Poltrona Mansutti e Miozzo, la sfida di saper guardare oltre

Osserviamo con attenzione questo pezzo raro degli architetti padovani Mansutti e Miozzo…

La guardi e pensi che non ti trovi solo di fronte ad una rarità, ma ad una sfida.

Questa poltrona Mansutti e Miozzo fa parte di una rara realizzazione dei due architetti Francesco Mansutti e Gino Miozzo che scelsero un’edizione limitata e numerata per una collezione totalmente al di fuori della loro “produzione”.
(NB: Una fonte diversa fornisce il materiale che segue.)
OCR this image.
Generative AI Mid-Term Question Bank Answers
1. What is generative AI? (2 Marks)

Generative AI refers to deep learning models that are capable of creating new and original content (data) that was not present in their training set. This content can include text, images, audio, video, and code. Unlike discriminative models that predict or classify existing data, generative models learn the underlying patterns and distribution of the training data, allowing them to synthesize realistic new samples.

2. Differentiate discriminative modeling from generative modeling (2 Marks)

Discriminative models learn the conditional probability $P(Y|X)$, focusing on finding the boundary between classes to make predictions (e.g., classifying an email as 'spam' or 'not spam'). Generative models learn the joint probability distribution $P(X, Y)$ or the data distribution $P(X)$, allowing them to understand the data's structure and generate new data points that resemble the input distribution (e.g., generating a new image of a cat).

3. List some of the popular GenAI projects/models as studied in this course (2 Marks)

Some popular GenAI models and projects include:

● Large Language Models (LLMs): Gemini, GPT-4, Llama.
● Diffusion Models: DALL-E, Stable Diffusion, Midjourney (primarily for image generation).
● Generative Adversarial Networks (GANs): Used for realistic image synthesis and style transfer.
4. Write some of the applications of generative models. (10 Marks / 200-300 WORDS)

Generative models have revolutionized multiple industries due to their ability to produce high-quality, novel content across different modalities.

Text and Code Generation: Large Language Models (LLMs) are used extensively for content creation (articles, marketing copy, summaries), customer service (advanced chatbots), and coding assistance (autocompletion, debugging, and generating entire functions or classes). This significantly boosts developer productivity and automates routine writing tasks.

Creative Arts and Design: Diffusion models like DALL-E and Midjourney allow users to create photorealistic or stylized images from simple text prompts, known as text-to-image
E noi saremo in grado di osservarla oltre i soliti schemi che hanno accompagnato il design razionalista?

Abbiamo accettato questa sfida.

Poltrona Mansutti e Miozzo: una rarità razionalista

La struttura della poltrona (splendidamente conservata con i materiali originali) è in legno noce, mentre per la seduta è stata usata una splendida pelle marrone chiaro.

Più avanti la osserveremo con maggiore attenzione. Prima, però, c’è una domanda che proprio non riusciamo a toglierci dalla testa.

Perché due architetti esponenti del razionalismo più “puro”, specializzati quindi nella realizzazione di edifici pubblici, hanno scelto di dedicarsi alla creazione di una linea di poltorne numerate? Solo una semplice “variazione sul tema”? Probabilmente no, anche se le vere ragioni restano in parte avvolte in un mistero.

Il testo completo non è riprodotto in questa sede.